At elevated IOP, the maximum residual stretch values localized at the region where the LC, pia and sclera meet. This region of the neural canal is characterized by an IOP-induced strain concentration. While the major structural effect during the early glaucoma G&R simulation was achieved by controlling collagen fibril synthesis and degradation, homeostasis in this region was only achieved when the adaptation of both the collagen fibril mass and the residual stretch was considered.

We acknowledge that the tissue can grow and remodel in every direction. Soft tissue G&R, however, is often classified into tissue thickening/thinning or elongation/shortening because these two phenomena are taken to have two different etiologies. Hence, we assumed that tissue thickening/thinning was a growth-based phenomenon represented here by a transverse isotropic growth tensor at the macro-scale. In contrast, tissue elongation/shortening was assumed to be a remodeling phenomenon represented by the adaptation of the residual stretch in accordance with the experimental findings of Foolen et al. (2010). Note that tissue elongation/shortening can also be computationally modeled by using a growth tensor based formulation (see Göktepe et al., 2010).

While the G&R stimulus is derived from the tissue microstructure, the parameters that control the rate of the G&R process (τ_R, τ_g) including the limiting growth factors ($J_{g,min}^{\mathrm{col}},J_{g,max}^{\mathrm{col}}$) are phenomenologically based and do not have a clear biological interpretation. Further development should explicitly address growth factors, enzyme and nutrients concentrations, and signaling pathways that control the maintenance of the collagen fibril architecture.

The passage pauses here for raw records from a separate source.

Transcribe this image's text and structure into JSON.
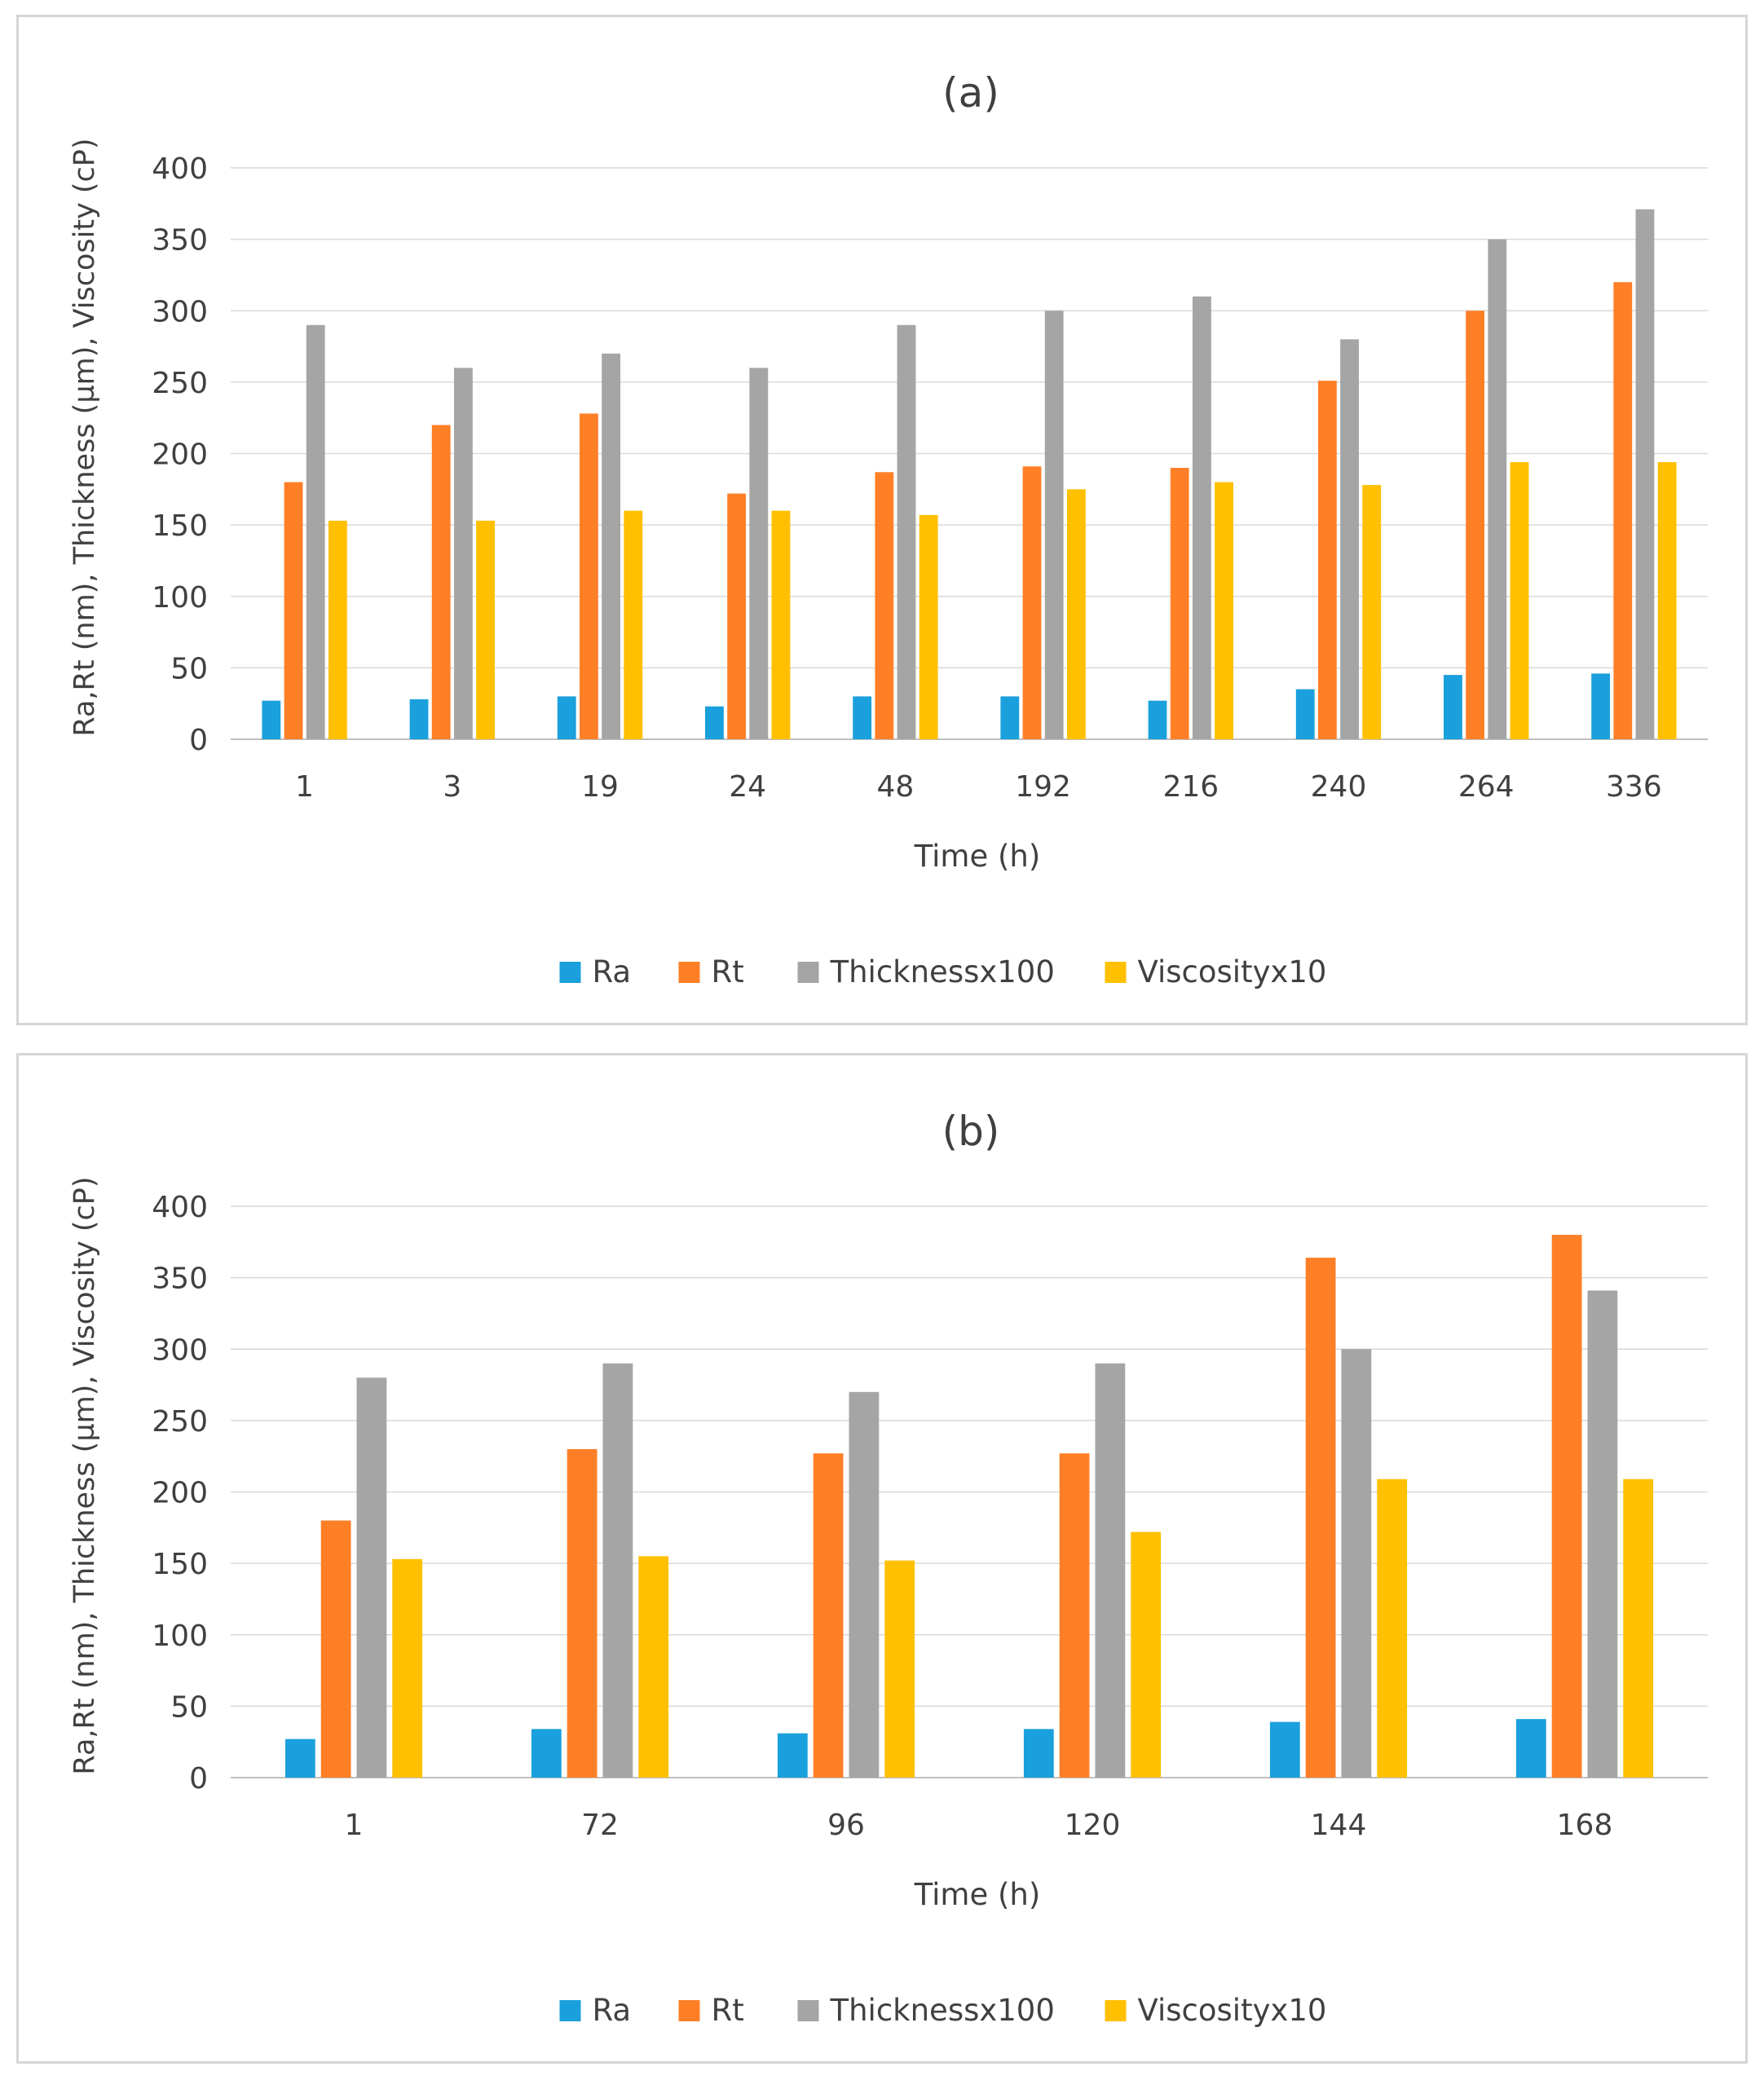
{
  "chart_data": [
    {
      "type": "bar",
      "title": "(a)",
      "xlabel": "Time (h)",
      "ylabel": "Ra,Rt (nm), Thickness (µm), Viscosity (cP)",
      "ylim": [
        0,
        400
      ],
      "yticks": [
        "0",
        "50",
        "100",
        "150",
        "200",
        "250",
        "300",
        "350",
        "400"
      ],
      "categories": [
        "1",
        "3",
        "19",
        "24",
        "48",
        "192",
        "216",
        "240",
        "264",
        "336"
      ],
      "legend_position": "bottom",
      "grid": true,
      "series": [
        {
          "name": "Ra",
          "color": "#1aa0dc",
          "values": [
            27,
            28,
            30,
            23,
            30,
            30,
            27,
            35,
            45,
            46
          ]
        },
        {
          "name": "Rt",
          "color": "#ff7f27",
          "values": [
            180,
            220,
            228,
            172,
            187,
            191,
            190,
            251,
            300,
            320
          ]
        },
        {
          "name": "Thicknessx100",
          "color": "#a5a5a5",
          "values": [
            290,
            260,
            270,
            260,
            290,
            300,
            310,
            280,
            350,
            371
          ]
        },
        {
          "name": "Viscosityx10",
          "color": "#ffc000",
          "values": [
            153,
            153,
            160,
            160,
            157,
            175,
            180,
            178,
            194,
            194
          ]
        }
      ]
    },
    {
      "type": "bar",
      "title": "(b)",
      "xlabel": "Time (h)",
      "ylabel": "Ra,Rt (nm), Thickness (µm), Viscosity (cP)",
      "ylim": [
        0,
        400
      ],
      "yticks": [
        "0",
        "50",
        "100",
        "150",
        "200",
        "250",
        "300",
        "350",
        "400"
      ],
      "categories": [
        "1",
        "72",
        "96",
        "120",
        "144",
        "168"
      ],
      "legend_position": "bottom",
      "grid": true,
      "series": [
        {
          "name": "Ra",
          "color": "#1aa0dc",
          "values": [
            27,
            34,
            31,
            34,
            39,
            41
          ]
        },
        {
          "name": "Rt",
          "color": "#ff7f27",
          "values": [
            180,
            230,
            227,
            227,
            364,
            380
          ]
        },
        {
          "name": "Thicknessx100",
          "color": "#a5a5a5",
          "values": [
            280,
            290,
            270,
            290,
            300,
            341
          ]
        },
        {
          "name": "Viscosityx10",
          "color": "#ffc000",
          "values": [
            153,
            155,
            152,
            172,
            209,
            209
          ]
        }
      ]
    }
  ]
}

It is important to note that the choice of the evolution laws, in particular the choice of the stimulus and model parameters that control the evolution of the residual stretch and the evolution of the growth Jacobian, have particular consequences on the numerical results. Parametric analyses are needed to reveal the sensitivity of the two proposed biomechanically-driven mechanisms on the G&R simulation.

Mixture theory was applied to derive the change in bulk LC tissue volume and stiffness from the changing volume of collagen fibrils. The present model cannot be used to localize the changing biomechanical environment of the axon bundles at the micro-scale, such as a potential compression of the axon bundles due to new collagen fibril material. To obtain localized information of the biomechanical environment of the axon bundles at the micro-scale, computational coupled finite element simulations at multiple scales might be applied as suggested in Grytz (2008). Numerical G&R simulations at multiple scales can be of great value to gain insight into the biomechanical phenomena related to the glaucomatous damage of the axon bundles, but that is beyond the scope of this paper.

In conclusion, the G&R algorithm presented herein provided evidence in support of the biomechanical need for a LC in humans. The numerical results suggest that IOP elevation may lead to LC thickening due to an increase in collagen fibril mass and due to the recruitment of pre- and retro-laminar tissues into the LC, which is in good agreement with latest experimental observations in early glaucoma monkey eyes. This is the first study to demonstrate that a biomechanically-driven G&R mechanism can lead to the characteristic thickening of the LC seen in early glaucoma.